Part of the enjoyable comfort of Christie on TV is the period detail and the BBC has pulled this off with much more visual flair than ITV ever managed. Events from the original 1922 novel, The Secret Adversary, have been transposed to 1952, allowing for a nicely Hitchcockian title sequence, in which our two leads are menaced by geometric shapes in various shades of blue. Raine and Walliams are also as well turned out as Cary Grant and Eva Marie Saint, or James Stewart and Kim Novak; it’s only a shame their interactions don’t fizz with the same sexual chemistry.

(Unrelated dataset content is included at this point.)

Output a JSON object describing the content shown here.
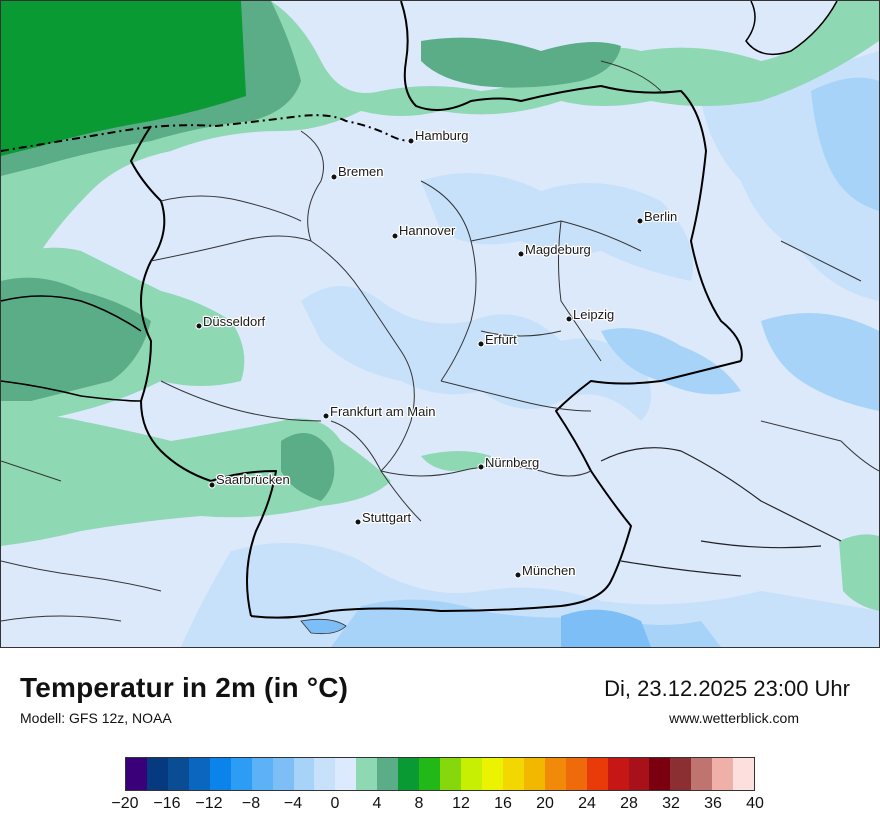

At least the two leads are individually endearing. Raine plays Tuppence as both meddlesome and mettlesome and there was a nice running gag about the unlikely places she’d picked up her super-spy skill-set (“at boarding school”, in “Girl Guides” and from “Dorothy L Sayers novels”, apparently). Tommy, meanwhile, is nerdishly obsessed with the mating habits of honey bees and dismally fails to live up to the 1950s ideal of the male provider. This much was pointed out by Carter, the uncle in MI5, whose dismissive characterisation of his nephew as “a slippers and pipe man” spurred Tommy to join in his wife’s adventures.
Carter (The Vicar of Dibley’s James Fleet) heads up a promising cast of support characters that also includes Tommy’s old war buddy-turned-one-handed mad chemistry professor Albert (Matthew Steer) and The Wire’s Clarke Peters lending some transatlantic glamour as the murder victim’s wealthy American uncle.